In the final stages of an attack, adversaries attempt to exfiltrate all the data they’ve collected so they can make use of it. The exfiltration of data is often difficult to detect because outbound traffic looks normal. Threat actors prefer DNS, HTTP, and VPN traffic to exfiltrate data for this reason. Furthermore, DNS and HTTP logs are massive and expensive to store and sort.

Defenders have an advantage, however. In order to move large amounts of data quickly, adversaries stage it ahead of time, which leaves evidence security teams can uncover. And modern network visibility solutions can sift through all the HTTP, DNS, SSL, and TLS traffic to highlight unusual spikes in outbound traffic and reveal nefarious activity.

How RevealX Gives Security Teams the Upper Hand

As Rob Joyce, former chief of the NSA TAO, put it in 2016 during his USENIX presentation, “one of our worst nightmares is that out-of-band network tap that really is capturing all the data, understanding anomalous behavior going on, and somebody’s paying attention to it.” RevealX is that worst nightmare come to life, because it offers security teams an opportunity to identify and stop a cyberattack during each phase outlined above.
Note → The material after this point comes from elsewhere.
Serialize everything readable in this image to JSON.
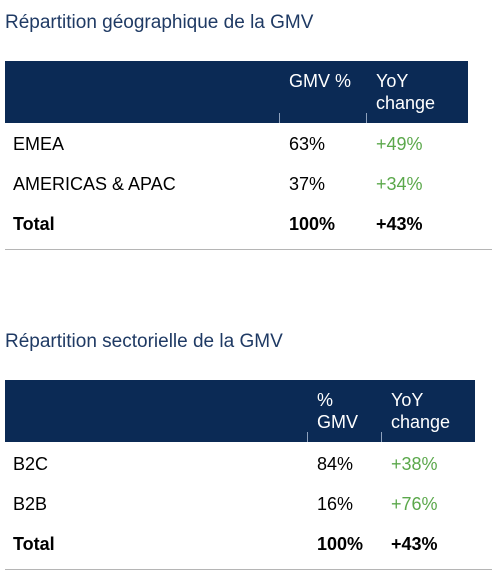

With automatic asset classification, RevealX provides security teams full visibility of every asset on the network. That includes the ability to classify vulnerability scanners, which can often trigger unnecessary alerts. This asset visibility combines with packet level visibility into network traffic to provide advanced detection of scanning and probing activity during the Reconnaissance phase.

RevealX also helps defenders stay ahead of the Initial Exploit through its advanced detections powered by cloud-scale machine learning that applies more than one million predictive models to alert on known and unknown abnormal activity. And integrations with CrowdStrike provide the latest threat intelligence and the ability to shut down managed endpoints through agents.

RevealX shines during the Persistence phase, as behavioral metrics and pattern analysis capabilities highlight deviations from observable baseline network activity for every device. Not to mention the incredible ability of the network performance monitoring (NPM) aspect of the platform to uncover unusual behavior without a detection. That’s because there’s no such thing as free RAM: attacker activity requires compute resources. With accurate baselines of network activity, it’s easy to spot sudden degradations in performance that may indicate persistence activity. Native decryption capabilities also provide unmatched insight into encrypted Kerberos traffic, which enables security teams to stop Golden Ticket attacks.

As Mathieson explains, attackers often use LOTL techniques during the Tool Installation phase. For instance, Kerberoasting attacks require nothing more than a Powershell script for an experienced attacker. RevealX can still detect this activity with detections for known command and control tools as well as the ability to analyze traffic to surface unusual behavior.

Complete network visibility makes Lateral Movement challenging for attackers. With packet-level visibility into every network conversation, abnormal user behavior or machine connections are obvious.

Should attackers make it to the Collect, Exfiltrate, Exploit phase, RevealX still provides opportunities to detect and stop them. On any network, there’s a wealth of outbound traffic flowing through protocols that are already allowed. Attackers use these protocols because they’re quick and they count on being able to hide their activity behind encryption so that it appears normal. But RevealX sees through these tactics with native fluency in more than 90 network, application, and database protocols and the ability to decrypt SSL and TLS 1.3 traffic at line rate speeds. RevealX also identifies commonly used ciphers, as well as unauthorized connections or bulk uploads to unusual external hosts. Full network visibility down to the packet level enables security teams to extract the data they need to successfully respond to cyberattacks.

Adversaries are counting on security teams to miss alerts and misconfigurations, but the network doesn’t lie. With NDR in place, organizations have multiple chances to spot and stop adversaries before they can achieve their goals.